ROBERTO NICOLSKY E ANDRÉ KOROTTCHENKO DE OLIVEIRA


Pela nítida correlação entre patentes e aumento do PIB, o desempenho do Brasil, que piorou, está na contramão do que a sociedade espera


OITO ANOS de vigência dos fundos setoriais, quatro anos da Lei da Inovação e dois anos e meio da Lei do Bem não levaram o Brasil a melhorar sua performance tecnológica em relação aos demais países em desenvolvimento. Ao contrário, pioramos. No ranking de 2007 do escritório norte-americano de patentes, o USPTO, perdemos uma posição em relação a 2006, ficando agora em 29º lugar, enquanto mais um país emergente -desta vez a Malásia- nos faz engolir poeira.
O Brasil encerrou 2007 com um saldo de apenas 90 patentes concedidas nos EUA, contra 1.121 para a China, 545 para a Índia e 158 para a Malásia.
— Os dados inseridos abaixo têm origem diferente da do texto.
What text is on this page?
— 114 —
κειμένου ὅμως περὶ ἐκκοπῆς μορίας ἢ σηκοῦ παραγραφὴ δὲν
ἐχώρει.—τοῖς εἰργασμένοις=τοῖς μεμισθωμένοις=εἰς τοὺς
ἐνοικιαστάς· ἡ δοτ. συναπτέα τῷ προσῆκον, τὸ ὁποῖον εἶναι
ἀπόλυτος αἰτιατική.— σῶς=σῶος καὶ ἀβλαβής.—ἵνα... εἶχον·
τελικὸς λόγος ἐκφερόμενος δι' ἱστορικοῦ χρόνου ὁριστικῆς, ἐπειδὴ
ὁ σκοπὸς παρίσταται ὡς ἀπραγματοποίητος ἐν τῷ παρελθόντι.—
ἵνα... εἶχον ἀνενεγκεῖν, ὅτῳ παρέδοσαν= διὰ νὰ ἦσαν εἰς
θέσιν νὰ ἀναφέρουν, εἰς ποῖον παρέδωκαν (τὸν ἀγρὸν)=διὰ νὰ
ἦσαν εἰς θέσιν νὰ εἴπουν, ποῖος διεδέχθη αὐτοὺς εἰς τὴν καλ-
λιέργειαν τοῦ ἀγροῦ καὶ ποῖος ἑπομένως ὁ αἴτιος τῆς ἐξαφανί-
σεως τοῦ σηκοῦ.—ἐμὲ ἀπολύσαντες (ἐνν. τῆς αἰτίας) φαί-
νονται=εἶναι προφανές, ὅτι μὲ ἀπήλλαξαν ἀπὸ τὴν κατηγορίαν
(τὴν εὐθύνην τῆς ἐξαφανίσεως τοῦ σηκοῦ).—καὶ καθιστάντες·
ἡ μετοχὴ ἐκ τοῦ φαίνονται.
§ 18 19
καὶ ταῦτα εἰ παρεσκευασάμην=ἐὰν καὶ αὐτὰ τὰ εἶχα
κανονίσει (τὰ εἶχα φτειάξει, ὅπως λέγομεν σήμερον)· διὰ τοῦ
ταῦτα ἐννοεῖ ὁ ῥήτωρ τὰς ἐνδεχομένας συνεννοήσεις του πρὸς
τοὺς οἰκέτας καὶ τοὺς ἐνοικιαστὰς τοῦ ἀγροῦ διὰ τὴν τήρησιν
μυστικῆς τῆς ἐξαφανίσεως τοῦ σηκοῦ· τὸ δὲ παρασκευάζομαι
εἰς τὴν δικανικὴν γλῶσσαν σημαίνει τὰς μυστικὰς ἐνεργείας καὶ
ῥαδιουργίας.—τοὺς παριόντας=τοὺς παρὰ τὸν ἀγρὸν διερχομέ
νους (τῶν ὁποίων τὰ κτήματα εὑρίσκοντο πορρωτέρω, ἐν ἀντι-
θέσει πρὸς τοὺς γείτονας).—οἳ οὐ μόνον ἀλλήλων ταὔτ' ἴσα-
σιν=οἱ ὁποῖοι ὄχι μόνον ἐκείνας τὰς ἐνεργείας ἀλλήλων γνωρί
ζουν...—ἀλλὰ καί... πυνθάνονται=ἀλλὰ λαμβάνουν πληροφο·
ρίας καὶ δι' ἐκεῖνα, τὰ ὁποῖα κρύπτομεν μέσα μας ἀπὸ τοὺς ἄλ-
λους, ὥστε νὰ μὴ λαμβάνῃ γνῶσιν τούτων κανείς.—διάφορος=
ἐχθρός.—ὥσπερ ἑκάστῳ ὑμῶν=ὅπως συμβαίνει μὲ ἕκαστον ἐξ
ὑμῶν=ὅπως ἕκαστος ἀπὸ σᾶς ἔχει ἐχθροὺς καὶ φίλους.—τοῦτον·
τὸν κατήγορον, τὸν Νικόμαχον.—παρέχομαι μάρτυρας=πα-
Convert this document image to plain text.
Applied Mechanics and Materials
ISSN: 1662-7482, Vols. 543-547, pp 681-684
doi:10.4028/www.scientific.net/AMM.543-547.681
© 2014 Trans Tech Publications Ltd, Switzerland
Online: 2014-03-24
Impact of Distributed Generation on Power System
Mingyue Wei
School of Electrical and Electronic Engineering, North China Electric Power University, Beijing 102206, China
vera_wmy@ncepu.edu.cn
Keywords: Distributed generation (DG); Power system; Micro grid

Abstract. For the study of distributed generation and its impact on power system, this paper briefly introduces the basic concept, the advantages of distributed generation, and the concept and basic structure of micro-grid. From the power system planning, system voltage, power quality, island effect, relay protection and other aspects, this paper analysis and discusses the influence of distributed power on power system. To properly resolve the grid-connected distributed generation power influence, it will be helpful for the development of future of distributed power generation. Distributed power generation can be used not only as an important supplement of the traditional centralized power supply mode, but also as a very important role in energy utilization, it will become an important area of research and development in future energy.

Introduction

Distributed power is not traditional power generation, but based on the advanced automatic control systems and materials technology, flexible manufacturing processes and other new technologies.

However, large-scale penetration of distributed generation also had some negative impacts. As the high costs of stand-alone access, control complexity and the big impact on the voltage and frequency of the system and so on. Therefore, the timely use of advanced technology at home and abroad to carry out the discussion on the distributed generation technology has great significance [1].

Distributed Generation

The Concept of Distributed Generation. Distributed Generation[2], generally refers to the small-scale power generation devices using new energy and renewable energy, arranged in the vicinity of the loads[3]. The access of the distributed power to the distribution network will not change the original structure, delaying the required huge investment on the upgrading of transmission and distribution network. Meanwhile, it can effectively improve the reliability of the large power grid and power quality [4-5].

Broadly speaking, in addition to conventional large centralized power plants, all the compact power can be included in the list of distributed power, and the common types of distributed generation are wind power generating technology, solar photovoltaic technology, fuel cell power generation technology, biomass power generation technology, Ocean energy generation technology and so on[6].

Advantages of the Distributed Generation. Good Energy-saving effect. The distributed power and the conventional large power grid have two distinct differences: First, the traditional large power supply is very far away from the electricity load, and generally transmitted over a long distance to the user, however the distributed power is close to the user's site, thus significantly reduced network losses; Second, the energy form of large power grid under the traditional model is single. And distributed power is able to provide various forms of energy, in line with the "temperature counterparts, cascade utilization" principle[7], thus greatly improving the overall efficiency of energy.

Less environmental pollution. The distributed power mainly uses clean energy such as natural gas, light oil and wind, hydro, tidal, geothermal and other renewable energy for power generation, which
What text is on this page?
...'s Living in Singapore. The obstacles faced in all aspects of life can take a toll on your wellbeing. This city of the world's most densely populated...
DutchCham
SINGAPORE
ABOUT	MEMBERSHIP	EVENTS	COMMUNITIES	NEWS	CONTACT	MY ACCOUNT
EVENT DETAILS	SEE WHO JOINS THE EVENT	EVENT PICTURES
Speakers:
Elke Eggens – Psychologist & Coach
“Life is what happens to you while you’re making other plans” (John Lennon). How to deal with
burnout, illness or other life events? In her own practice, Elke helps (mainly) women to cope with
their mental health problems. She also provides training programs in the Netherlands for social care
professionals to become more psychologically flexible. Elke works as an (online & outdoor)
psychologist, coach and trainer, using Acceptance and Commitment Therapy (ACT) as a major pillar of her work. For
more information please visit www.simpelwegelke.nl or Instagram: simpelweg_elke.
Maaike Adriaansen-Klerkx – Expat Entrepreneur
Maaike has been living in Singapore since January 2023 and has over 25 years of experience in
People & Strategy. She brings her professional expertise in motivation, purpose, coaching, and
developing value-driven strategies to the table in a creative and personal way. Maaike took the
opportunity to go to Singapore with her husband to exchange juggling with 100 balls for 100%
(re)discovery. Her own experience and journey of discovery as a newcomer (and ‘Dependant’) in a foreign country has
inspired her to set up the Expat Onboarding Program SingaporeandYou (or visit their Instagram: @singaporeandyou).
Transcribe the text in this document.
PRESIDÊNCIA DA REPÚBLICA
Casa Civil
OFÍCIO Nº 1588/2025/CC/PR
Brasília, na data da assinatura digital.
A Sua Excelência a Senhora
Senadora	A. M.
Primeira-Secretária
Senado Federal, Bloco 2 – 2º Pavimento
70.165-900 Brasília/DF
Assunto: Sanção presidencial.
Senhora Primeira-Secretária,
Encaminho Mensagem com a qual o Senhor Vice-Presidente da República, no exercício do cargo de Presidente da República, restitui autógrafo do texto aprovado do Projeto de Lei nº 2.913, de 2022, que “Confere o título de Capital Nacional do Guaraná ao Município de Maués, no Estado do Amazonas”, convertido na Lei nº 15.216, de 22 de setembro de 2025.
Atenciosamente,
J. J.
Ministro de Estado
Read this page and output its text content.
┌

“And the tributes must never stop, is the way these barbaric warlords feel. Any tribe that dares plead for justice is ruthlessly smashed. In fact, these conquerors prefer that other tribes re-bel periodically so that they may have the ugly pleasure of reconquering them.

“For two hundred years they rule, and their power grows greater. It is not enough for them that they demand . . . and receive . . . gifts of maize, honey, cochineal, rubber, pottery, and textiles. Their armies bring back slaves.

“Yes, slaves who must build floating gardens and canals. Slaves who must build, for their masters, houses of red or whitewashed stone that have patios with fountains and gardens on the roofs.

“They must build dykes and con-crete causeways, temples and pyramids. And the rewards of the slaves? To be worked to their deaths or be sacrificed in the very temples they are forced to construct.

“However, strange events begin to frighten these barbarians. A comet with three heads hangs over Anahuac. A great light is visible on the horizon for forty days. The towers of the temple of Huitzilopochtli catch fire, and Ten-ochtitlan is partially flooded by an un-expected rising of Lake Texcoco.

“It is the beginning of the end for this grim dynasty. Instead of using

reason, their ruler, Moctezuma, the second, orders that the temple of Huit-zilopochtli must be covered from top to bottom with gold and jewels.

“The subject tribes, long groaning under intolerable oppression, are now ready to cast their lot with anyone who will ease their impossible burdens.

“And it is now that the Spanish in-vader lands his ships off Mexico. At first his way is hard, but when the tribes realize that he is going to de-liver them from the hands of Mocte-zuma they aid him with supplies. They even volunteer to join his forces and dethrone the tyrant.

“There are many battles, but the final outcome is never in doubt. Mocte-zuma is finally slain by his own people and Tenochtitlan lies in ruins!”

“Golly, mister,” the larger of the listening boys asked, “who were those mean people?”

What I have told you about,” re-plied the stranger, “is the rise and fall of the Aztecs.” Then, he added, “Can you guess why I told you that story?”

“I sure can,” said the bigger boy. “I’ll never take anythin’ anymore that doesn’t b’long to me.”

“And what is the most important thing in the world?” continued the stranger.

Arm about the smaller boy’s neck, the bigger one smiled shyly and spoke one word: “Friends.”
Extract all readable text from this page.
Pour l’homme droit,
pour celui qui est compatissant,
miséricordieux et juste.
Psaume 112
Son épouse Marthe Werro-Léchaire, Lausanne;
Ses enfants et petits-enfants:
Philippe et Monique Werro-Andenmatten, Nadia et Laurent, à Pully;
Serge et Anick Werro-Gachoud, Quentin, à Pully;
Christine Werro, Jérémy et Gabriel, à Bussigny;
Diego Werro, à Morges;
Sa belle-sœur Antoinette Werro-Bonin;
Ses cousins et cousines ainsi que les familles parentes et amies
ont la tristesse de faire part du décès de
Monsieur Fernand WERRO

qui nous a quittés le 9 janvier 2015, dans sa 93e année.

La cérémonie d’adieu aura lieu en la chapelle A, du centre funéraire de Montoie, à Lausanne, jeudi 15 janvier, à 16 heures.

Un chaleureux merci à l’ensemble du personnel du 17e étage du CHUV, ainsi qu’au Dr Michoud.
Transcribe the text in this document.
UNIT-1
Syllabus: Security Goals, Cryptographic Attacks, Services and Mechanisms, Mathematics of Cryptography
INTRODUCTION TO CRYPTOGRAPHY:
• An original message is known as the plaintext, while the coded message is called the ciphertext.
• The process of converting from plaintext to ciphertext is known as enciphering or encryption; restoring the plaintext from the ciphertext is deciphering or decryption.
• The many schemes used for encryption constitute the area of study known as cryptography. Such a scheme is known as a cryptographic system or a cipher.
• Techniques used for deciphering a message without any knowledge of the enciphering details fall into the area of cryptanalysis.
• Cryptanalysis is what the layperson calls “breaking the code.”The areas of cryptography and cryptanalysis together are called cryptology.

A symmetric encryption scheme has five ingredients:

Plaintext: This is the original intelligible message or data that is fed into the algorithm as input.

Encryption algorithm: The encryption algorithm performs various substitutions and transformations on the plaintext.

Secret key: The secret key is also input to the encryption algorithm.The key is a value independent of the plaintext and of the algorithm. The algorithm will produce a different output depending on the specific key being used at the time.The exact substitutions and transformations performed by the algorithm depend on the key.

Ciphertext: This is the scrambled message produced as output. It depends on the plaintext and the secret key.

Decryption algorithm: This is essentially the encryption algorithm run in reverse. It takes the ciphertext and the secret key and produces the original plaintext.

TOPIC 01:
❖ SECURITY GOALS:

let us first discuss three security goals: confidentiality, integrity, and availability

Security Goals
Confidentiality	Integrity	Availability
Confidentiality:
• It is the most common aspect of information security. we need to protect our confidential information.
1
Mas o que chama atenção é que, acima da questão do ranking, o desempenho que apresentamos é incompatível com a dimensão de nossas indústria e economia. É um resultado que evidencia o equívoco das nossas políticas públicas de fomento à inovação, que se confundem com políticas de apoio à ciência e às universidades.
Sempre se pode argumentar que o desempenho de um ano isolado está sujeito a flutuações contingenciais.
Mas mesmo quando consideramos triênios, os resultados obtidos pelo Brasil neste começo do século 21 são decepcionantes. No período 2005-2007, tivemos 288 patentes concedidas no USPTO, contra 359 para a Malásia, 1.410 para a Índia e 2.775 para a China. A comparação com o triênio anterior, 2002-2004, mostra que, enquanto a China cresceu 53% no período, a Índia, 48% e a Malásia, 94%, as nossas patentes nos EUA caíram 13%.
Se observarmos o quadro histórico das patentes concedidas pelo escritório norte-americano nas últimas três décadas, notaremos que o Brasil vem perdendo posições para outros países emergentes há bastante tempo. Taiwan nos superou em 1975; a Coréia do Sul, em 1983; a China, em 1986; Cingapura, em 1996; a Índia, em 1998; e agora a Malásia, em 2007, nos deixa vergonhosamente para trás. Dentre os países que integram o bloco emergente dos Brics (Brasil, Rússia, Índia e China), o Brasil foi o único que apresentou queda no ranking de patentes, enquanto os demais subiram pelo menos uma posição. E não por acaso, somos o país desse bloco que tem a menor taxa (e bem menor) de crescimento do PIB.
Países emergentes como Coréia e Taiwan tiveram altas taxas de crescimento do seu PIB baseadas na competitividade resultante do esforço de desenvolver tecnologias próprias por meio da agregação continuada de inovações em produtos lançados no mercado pelos países desenvolvidos.
Exemplos disso são os monitores e aparelhos de TV, DVD, telefones celulares, câmeras digitais etc., lançados pelos países ricos, mas hoje produzidos competitivamente por aqueles emergentes.
Cada uma das muitas inovações que esses aparelhos comportam dá origem a uma patente para a proteção do investimento realizado em desenvolvê-la. Um celular de última geração tem 5.000 a 6.000 patentes. O número de patentes obtidas em um país tem estreita relação com a competitividade do produto e, por extensão, com a própria taxa de crescimento do PIB. No USPTO, que representa o maior mercado patentário do mundo, os emergentes que mais crescem no registro de patentes são também os que lideram em aumento do PIB.
Pela nítida correlação entre patentes e PIB, o desempenho brasileiro está na contramão do que a sociedade espera. A questão do desenvolvimento tecnológico e da inovação é um tema presente e que desperta a expectativa de propostas efetivas para a promoção do crescimento do país. Isso exige que as políticas públicas sejam avaliadas pelos resultados, e não apenas pela oferta de recursos, ao contrário do que nossos governos costumam fazer. A lei nº 45/1995 da Índia, que criou o fomento à tecnologia, mostrou que quando o foco da política pública é correto, pode-se esperar uma resposta rápida do setor produtivo. Após 12 anos de vigência desse instrumento, a Índia já está gerando seis vezes mais patentes do que nós, e a sua taxa de crescimento, mais de 9% ao ano, é o dobro ou o triplo da nossa.
Precisamos urgentemente de políticas públicas ousadas para reverter a atual trajetória que leva o Brasil a uma inaceitável dependência tecnológica e a ser um mero exportador de commodities.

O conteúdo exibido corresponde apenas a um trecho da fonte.